A new zero-tolerance policy implemented by the Trump administration has a new mother grieving as her infant was allegedly taken away by authorities while breastfeeding at an immigration detention center.
There are few bonds more sacred than that of a mother and her infant. Any mother will tell you how difficult it is to separate from her new baby, whether it be returning to work or running to the grocery store. This mother-child bond extends to all cultures.
According to CNN News, federal authorities took an infant out of the arms of her undocumented Honduran mother while she was breastfeeding at a Texas detention center. When the unnamed woman became understandably upset she was handcuffed by the immigration officers, reports her lawyer Natalia Cornelio.
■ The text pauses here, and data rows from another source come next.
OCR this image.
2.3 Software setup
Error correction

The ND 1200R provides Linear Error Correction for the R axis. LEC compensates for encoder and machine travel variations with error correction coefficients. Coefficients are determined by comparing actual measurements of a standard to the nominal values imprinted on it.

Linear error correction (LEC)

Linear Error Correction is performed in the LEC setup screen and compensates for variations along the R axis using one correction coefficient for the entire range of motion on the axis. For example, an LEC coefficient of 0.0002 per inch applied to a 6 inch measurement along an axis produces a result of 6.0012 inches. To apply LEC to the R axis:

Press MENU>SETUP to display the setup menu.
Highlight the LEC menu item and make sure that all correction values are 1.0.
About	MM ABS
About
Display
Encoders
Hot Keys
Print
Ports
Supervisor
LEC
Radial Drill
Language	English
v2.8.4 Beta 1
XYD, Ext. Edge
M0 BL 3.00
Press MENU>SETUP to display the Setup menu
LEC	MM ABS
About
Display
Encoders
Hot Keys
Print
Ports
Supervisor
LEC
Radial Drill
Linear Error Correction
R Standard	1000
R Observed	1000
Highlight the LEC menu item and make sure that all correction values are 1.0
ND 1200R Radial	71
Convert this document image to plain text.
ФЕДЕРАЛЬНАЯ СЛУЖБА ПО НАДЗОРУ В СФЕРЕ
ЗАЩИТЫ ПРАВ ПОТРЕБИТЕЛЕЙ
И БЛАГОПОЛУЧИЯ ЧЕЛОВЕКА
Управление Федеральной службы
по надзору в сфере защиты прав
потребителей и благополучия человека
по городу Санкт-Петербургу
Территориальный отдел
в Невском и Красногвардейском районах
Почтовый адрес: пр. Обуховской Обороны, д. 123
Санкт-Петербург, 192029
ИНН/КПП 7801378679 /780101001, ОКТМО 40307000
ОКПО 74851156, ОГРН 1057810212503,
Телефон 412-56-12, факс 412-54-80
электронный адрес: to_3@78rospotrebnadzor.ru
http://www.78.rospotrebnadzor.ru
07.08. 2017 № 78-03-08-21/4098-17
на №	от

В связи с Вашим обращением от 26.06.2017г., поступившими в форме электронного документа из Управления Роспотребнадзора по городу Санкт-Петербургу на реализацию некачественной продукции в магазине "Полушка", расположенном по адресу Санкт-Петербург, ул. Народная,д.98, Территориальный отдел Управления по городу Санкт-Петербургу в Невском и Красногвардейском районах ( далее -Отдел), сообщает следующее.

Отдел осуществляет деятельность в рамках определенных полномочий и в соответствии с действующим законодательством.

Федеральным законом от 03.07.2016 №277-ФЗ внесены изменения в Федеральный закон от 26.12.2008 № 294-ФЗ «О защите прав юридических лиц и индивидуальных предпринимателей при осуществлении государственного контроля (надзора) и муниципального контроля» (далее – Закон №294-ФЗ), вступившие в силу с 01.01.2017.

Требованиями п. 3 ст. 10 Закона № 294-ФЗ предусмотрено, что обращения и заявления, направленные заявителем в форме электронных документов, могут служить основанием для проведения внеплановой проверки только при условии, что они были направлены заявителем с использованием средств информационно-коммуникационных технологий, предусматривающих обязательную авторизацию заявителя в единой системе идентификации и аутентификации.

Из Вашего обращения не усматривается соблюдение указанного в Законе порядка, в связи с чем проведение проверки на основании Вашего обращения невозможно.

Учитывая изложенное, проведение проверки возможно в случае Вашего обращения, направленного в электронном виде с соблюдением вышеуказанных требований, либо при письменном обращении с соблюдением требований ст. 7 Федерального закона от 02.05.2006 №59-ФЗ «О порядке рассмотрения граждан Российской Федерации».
The new-zero tolerance policy separates children from their parents who are caught crossing into the United States illegally. In the past, border patrol agents have made attempts to keep families together by placing them in the same detention center. However, children are now being sent to group shelters, placed in foster care, or sent to live with other family members in the United States while their parents face prosecution.
Once a parent is in custody, the child is taken into the Health and Human Services (HHS) system.
“If you smuggle illegal aliens across our border, then we will prosecute you. If you are smuggling a child, then we will prosecute you and that child will be separated from you, as required by law,” Attorney General Jeff Sessions said at a press conference in May. “So, if you’re going to come to this country, come here legally. Don’t come here illegally.”
Approximately 500 children have been separated from their families since the policy introduction in May. Miguel A. Nogueras, an assistant federal public defender for the Southern District of Texas in McAllen, reports that some arrested parents are told that their children are being taken to be bathed or cleaned up, but they never see them again.
The ramifications of taking a child from their parent are devastating. Many breastfeeding babies have no experience taking milk from a bottle. Therefore, when taken from their mother, they experience difficulty feeding. Further, breastfeeding mothers face engorgement when they are unable to feed their babies. This process can be incredibly painful and can also put the mother at risk for mastitis.
If not reunited within a short timeframe, their milk supply diminishes, and they lose the ability to breastfeed their infants further.
Many migrants seeking safety in the United States do not have access to the resources to understand the ramifications of their decisions to try to enter the country with their children. As a result, they are facing unfathomable heartbreak as their family is torn apart unexpectedly.